Bianca Bustamante signs with Alex Palou’s team for Eurocup-3 in 2026, reunites with PREMA support
Bianca Bustamante’s next move is set. The 20-year-old Filipina will step up to Eurocup-3 in 2026 with Palou Motorsport, the young outfit founded by four-time IndyCar champion Alex Palou and his father, Ramon. Crucially, the entry comes with technical support from PREMA — the same engineering firepower that ran Bustamante in the 2023 F1 Academy.
“Two years later, I find myself back in red – just a step higher and a couple kph faster,” she posted on social media, confirming the deal. “Such an honour to be part of an incredible squad led by Ramon Palou & Alex Palou, and to work again 2 years later with the technical crew of PREMA Racing… I can’t wait to continue learning and growing with their guidance!”
It’s a smart reset after a rugged 2024 in GB3, where Bustamante finished 22nd in the standings — a long way off champion Alex Ninovic — and a year on from parting ways with McLaren’s junior programme, which she’d joined as its first female signing in 2023. The PREMA link is the headline here. PREMA don’t attach their people to projects for the optics, and their hand on the wheel should give Palou’s outfit a firmer technical base as it scales up.
Eurocup-3 itself is a sensible next rung: quicker machinery than GB3, a calendar that runs through proper European circuits, and a field that demands consistency rather than one-off heroics. For Bustamante, it’s a chance to bank mileage, sharpen racecraft, and rebuild momentum in a car that will ask more of her — exactly what a second-phase junior career needs.
Palou Motorsport, meanwhile, continues to grow in the slipstream of its founder’s on-track and off-track headlines. Palou’s F1 orbit has been complicated: he served as McLaren’s reserve during the 2022 US Grand Prix weekend, then became the centre of a very public split when he reneged on a deal to join McLaren’s IndyCar team for 2024 in favour of staying with Chip Ganassi Racing. McLaren responded with legal action, seeking $19.5 million in damages. Palou has admitted a breach of contract but insists he owes nothing; the case was heard at the High Court in London last year and even produced the odd splashy claim about who actually called the shot on McLaren’s 2023 signing of Oscar Piastri — allegations Zak Brown dismissed as “clearly ludicrous.”
None of that courtroom drama dims the significance of this move for Bustamante. After a year outside the McLaren ecosystem, she’s landed in a programme with clear intent and familiar faces. She called it “another big year” and “such a blessing to be able to compete again, year after year,” shouting out long-time backers Laurence Escalante and The Lee Collection in the process. If you’ve followed her journey from F1 Academy — where she showed speed and scrappiness in equal measure — you’ll know that the raw material is there. What’s been missing is continuity at a high technical level. PREMA’s involvement is exactly that.
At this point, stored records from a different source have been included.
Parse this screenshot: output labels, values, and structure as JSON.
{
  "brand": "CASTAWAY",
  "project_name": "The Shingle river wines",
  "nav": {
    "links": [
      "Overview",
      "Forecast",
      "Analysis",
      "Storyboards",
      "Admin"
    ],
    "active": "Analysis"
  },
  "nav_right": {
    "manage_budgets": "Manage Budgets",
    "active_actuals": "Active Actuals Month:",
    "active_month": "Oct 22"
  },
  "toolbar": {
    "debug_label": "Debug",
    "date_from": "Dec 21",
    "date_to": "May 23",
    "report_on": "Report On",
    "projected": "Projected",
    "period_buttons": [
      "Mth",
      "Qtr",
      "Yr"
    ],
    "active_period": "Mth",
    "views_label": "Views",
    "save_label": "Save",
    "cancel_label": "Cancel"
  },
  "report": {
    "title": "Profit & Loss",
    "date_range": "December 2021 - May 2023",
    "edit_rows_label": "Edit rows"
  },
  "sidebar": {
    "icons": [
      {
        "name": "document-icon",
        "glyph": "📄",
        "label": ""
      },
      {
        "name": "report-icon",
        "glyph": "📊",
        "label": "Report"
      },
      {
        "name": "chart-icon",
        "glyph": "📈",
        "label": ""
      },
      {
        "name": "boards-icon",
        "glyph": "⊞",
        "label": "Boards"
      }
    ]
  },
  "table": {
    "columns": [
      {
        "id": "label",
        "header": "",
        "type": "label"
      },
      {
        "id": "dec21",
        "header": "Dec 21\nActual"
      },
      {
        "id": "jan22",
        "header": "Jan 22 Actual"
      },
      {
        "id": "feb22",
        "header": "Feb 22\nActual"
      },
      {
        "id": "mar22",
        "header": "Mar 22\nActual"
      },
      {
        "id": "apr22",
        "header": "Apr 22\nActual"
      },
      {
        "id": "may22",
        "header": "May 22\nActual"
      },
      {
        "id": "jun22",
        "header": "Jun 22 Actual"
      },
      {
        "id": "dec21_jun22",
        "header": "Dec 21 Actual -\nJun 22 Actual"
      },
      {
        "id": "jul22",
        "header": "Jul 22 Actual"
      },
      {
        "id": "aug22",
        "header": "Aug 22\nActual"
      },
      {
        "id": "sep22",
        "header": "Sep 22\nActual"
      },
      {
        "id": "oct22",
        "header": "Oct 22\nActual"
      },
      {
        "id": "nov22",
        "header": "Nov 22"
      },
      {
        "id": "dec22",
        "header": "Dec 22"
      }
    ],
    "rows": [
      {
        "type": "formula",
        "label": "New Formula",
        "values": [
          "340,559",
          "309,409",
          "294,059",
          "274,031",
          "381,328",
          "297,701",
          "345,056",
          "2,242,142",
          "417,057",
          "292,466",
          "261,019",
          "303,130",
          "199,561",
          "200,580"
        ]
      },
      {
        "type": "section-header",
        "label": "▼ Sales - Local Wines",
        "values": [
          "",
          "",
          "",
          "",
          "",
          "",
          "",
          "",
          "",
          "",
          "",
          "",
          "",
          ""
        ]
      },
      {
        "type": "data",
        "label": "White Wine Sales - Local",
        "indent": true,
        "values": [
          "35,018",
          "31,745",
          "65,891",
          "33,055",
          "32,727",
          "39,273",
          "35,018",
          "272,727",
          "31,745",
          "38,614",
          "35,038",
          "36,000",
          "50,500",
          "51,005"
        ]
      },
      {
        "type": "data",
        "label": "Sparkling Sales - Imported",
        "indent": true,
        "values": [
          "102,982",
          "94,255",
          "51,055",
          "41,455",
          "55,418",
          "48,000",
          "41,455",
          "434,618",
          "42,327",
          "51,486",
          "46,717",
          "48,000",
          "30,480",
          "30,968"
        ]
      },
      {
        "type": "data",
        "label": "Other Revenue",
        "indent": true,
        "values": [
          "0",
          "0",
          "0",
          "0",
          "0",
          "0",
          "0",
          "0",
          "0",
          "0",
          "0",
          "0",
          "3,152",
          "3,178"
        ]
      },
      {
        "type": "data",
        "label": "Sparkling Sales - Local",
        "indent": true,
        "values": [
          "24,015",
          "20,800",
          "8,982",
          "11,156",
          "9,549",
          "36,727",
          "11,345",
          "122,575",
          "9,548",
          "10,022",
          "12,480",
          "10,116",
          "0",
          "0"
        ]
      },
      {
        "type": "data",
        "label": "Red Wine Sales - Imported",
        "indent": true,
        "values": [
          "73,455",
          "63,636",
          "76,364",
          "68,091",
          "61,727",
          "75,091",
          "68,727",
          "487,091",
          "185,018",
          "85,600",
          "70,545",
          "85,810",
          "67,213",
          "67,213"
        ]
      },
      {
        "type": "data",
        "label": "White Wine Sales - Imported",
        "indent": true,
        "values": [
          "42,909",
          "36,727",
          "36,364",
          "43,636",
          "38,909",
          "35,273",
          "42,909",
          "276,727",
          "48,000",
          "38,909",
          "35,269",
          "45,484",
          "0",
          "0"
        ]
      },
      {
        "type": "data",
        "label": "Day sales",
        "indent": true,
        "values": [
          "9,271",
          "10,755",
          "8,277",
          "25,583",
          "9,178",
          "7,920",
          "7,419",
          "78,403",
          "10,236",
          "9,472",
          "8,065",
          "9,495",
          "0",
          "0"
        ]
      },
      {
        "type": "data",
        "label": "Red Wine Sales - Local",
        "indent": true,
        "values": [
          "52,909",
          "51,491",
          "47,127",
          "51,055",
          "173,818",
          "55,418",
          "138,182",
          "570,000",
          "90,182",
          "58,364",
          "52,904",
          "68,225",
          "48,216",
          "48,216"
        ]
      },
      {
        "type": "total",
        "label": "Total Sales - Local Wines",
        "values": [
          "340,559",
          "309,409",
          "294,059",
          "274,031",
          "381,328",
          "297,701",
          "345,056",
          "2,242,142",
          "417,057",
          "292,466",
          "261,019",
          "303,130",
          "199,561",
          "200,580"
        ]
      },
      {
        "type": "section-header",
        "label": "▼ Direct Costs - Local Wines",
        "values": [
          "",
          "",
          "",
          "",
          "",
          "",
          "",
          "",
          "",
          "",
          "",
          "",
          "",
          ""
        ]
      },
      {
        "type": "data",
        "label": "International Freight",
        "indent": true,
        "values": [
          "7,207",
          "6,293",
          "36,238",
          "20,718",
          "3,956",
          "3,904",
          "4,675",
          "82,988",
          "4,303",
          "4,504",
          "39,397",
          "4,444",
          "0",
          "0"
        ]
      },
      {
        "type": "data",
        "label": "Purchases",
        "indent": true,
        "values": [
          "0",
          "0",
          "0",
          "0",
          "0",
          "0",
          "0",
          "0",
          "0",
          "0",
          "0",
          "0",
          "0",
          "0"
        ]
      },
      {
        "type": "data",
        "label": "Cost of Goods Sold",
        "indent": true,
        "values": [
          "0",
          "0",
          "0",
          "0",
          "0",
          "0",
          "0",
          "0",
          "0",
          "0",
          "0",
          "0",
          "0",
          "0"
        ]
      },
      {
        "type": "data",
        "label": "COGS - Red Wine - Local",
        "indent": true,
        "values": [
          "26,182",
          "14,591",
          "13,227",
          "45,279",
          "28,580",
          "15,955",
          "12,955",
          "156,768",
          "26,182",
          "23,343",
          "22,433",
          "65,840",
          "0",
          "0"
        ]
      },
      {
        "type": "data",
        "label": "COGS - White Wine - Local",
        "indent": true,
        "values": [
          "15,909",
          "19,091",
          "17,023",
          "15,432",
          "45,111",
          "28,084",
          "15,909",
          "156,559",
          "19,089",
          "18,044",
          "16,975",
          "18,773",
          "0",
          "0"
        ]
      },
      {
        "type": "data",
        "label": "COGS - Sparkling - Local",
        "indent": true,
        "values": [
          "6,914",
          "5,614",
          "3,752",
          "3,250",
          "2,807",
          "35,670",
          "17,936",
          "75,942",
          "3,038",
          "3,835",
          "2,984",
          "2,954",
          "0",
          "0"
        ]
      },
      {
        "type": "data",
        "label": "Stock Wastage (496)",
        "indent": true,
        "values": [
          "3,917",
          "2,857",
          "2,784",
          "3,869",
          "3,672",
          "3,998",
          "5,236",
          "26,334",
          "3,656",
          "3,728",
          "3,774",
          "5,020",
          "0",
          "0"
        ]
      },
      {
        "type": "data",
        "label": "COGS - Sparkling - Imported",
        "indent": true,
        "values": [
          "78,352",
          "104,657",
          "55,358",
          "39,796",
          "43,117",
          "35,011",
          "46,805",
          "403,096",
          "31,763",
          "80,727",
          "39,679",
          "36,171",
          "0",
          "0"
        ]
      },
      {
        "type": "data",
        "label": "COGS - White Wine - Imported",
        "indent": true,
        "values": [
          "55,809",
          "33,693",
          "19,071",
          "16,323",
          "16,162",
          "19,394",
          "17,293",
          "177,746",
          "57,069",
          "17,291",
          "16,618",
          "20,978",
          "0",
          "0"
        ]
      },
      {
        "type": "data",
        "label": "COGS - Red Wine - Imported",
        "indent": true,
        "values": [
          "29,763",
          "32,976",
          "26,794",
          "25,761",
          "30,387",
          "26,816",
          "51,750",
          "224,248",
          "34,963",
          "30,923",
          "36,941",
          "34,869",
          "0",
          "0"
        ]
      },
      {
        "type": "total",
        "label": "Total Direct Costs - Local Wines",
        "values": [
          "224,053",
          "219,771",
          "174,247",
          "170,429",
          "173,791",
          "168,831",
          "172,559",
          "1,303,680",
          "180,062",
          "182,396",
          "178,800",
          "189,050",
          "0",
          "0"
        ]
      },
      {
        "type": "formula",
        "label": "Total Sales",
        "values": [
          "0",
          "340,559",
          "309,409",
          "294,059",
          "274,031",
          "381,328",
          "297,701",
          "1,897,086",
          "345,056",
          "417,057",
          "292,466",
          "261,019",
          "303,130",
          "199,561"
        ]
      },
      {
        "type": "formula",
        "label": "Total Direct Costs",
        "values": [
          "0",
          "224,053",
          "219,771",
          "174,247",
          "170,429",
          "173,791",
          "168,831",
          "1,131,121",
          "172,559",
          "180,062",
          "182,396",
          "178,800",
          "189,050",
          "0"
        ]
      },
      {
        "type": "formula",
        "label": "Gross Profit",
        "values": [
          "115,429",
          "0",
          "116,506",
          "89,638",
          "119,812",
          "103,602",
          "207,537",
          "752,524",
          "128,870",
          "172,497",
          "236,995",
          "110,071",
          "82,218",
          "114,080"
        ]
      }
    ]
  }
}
There’s also a neat symmetry here: Palou’s team picking up a young driver who knows how to carry the pressure of a brand and a fanbase, just as Palou has learned to carry the pressure that comes when your name ends up on both timing screens and legal dockets. Palou Motorsport has been building quietly since its 2023 launch; this tie-up indicates a team starting to choose its projects more deliberately.
Bustamante’s own words say the rest: “Everyone knows how incredibly difficult it is to survive in this sport, and even more so to move up.” She’s right. The junior ladder is unforgiving, and the margins are thin. But a year with PREMA-armed engineering, in a car that bites back, across European tracks that matter? That’s the kind of season that can change a trajectory.
McLaren, for their part, have settled into 2025 with an established F1 pairing and a tighter focus on the sharp end. Palou’s relationship with Woking now plays out in legal briefs rather than debriefs. And somewhere between all that noise, a 20-year-old gets another crack to prove she belongs on the way up.
Back in red, a step higher. Now it’s about what she does with it.